Published data reveal differences in rates of hospital admission by ethnic group for both men and women. In 2013 White Scottish men and women had age-standardised hospital admissions rates of 231 and 229/1,000 population, respectively. For both sexes, the rates of admissions where notably higher for those in the White Other British, White Other, Pakistani ethnic group and Other Ethnic Group. The rates were similar to the White-Scottish admission rates for those who identified as being Indian, Caribbean/Black and African. Admission rates were lower for White Polish, Chinese, White Irish, White Gypsy/Traveller and Arabic men and women.

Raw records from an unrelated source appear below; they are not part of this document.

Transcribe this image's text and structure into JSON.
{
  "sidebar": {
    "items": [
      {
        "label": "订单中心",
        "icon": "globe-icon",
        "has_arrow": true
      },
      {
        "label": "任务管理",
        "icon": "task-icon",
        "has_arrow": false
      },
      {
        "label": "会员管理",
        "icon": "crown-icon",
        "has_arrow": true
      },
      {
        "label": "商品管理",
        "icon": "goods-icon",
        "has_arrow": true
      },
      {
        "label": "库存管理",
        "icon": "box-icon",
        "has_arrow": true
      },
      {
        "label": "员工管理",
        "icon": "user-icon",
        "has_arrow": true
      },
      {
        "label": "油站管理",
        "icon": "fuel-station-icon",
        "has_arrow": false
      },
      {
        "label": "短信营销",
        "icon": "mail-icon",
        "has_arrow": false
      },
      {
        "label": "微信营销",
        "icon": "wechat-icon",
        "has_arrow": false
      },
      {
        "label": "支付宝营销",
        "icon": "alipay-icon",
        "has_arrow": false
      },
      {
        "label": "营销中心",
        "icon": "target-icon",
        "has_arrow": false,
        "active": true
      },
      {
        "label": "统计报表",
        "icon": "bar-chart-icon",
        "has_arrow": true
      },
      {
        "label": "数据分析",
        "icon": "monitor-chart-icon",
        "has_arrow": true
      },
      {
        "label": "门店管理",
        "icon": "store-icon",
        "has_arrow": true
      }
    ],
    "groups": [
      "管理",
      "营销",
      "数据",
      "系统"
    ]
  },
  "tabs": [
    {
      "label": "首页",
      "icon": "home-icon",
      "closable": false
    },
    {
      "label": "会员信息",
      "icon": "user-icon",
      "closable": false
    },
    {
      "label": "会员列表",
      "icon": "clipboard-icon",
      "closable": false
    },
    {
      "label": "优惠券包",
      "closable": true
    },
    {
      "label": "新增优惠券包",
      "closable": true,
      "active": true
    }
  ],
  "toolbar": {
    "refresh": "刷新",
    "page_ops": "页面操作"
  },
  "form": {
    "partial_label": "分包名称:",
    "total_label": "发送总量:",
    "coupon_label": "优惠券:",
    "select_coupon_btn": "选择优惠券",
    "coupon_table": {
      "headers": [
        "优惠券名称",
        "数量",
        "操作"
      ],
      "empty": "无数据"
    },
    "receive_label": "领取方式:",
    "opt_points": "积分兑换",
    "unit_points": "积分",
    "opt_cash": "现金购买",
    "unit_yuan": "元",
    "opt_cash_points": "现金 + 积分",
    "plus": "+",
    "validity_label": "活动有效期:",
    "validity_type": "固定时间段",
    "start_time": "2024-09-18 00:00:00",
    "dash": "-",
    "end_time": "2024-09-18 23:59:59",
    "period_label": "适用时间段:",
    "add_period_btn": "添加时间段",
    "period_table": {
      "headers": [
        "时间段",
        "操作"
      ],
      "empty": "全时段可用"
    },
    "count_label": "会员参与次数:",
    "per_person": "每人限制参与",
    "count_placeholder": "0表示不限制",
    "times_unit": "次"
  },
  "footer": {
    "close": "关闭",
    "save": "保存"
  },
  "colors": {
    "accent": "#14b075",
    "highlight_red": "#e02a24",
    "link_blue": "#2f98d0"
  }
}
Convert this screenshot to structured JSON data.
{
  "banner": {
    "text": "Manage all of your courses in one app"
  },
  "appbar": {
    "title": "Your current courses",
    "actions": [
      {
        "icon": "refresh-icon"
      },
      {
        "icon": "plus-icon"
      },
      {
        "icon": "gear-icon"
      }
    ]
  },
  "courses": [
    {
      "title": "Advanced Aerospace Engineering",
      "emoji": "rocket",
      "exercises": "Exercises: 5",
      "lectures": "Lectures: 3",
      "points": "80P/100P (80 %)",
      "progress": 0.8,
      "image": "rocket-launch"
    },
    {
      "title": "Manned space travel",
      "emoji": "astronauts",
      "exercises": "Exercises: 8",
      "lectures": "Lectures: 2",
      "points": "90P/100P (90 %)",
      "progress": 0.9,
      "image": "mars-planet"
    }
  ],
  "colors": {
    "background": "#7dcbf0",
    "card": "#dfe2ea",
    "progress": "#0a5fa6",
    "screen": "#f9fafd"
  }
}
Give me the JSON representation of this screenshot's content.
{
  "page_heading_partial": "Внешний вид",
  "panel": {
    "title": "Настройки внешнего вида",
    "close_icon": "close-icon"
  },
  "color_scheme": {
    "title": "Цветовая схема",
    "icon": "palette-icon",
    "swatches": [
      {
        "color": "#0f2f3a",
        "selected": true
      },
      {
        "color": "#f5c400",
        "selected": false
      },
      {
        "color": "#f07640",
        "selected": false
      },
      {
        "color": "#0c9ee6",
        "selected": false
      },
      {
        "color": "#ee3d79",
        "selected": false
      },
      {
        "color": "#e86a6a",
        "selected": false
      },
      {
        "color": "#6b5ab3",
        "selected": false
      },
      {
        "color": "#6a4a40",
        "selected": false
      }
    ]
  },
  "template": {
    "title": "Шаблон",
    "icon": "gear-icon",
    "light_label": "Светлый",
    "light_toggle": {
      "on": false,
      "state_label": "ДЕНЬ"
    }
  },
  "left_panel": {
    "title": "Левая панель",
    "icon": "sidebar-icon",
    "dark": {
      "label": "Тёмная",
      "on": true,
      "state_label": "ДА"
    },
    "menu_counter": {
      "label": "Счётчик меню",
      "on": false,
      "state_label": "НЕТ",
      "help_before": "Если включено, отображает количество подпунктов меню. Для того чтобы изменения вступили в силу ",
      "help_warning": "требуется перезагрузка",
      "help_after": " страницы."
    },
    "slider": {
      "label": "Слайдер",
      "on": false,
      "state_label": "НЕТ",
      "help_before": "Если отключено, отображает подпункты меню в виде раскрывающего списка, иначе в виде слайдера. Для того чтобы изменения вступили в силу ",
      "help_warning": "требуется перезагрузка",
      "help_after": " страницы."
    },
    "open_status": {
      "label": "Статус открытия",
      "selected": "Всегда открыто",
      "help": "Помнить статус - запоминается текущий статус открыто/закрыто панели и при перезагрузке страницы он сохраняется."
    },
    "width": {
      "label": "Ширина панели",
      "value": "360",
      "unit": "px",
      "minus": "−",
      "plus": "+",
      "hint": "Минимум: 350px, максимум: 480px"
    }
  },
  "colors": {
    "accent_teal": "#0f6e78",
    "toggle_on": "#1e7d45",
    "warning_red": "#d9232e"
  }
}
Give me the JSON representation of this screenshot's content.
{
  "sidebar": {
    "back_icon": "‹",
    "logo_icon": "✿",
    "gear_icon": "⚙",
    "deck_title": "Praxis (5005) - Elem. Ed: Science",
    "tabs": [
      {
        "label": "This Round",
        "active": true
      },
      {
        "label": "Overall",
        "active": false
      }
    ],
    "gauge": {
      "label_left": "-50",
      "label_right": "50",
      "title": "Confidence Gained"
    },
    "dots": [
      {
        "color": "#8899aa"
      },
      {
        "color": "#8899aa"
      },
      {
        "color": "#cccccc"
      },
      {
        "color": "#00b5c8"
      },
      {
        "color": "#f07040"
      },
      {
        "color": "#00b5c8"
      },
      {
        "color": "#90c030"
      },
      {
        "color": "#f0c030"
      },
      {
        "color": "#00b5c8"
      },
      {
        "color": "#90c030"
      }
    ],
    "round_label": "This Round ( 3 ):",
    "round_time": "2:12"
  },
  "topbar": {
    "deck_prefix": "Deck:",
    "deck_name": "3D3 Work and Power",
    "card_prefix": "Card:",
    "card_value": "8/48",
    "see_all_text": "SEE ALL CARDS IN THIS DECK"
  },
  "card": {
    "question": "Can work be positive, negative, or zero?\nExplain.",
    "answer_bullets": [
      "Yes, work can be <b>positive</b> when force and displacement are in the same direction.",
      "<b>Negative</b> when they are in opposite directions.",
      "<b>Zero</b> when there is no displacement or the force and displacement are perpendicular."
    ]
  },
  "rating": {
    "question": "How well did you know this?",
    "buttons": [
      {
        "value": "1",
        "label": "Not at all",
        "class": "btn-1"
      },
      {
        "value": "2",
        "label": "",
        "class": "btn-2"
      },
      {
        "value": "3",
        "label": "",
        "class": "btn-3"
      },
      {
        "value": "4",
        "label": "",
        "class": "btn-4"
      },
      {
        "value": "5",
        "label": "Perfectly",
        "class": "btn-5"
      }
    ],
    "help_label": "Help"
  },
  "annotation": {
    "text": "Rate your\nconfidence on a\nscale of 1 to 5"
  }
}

Routine data on hospital admissions by ethnic group suggest that rates of psychiatric admissions also varied by ethnic group. In 2015, age standardised psychiatric admissions rates for White Scottish men (4.8/1,000) and women (3.8/1,000) were higher than they were for the majority of other ethnic groups – including the Pakistani, Indian, Bangladeshi, Chinese, African, and Arabic ethnic groups. Rates of admission for the White other British, Black/Caribbean, and Other Ethnic Group were higher than they were for White Scottish men and women.
A caveat to bear in mind is that the observed differences in hospital admissions may not necessarily be due to underlying differences in health across ethnic groups but instead may be due to cultural differences in how poor health is defined, prevented, and responded to across ethnic group (Napier, et al. 2014).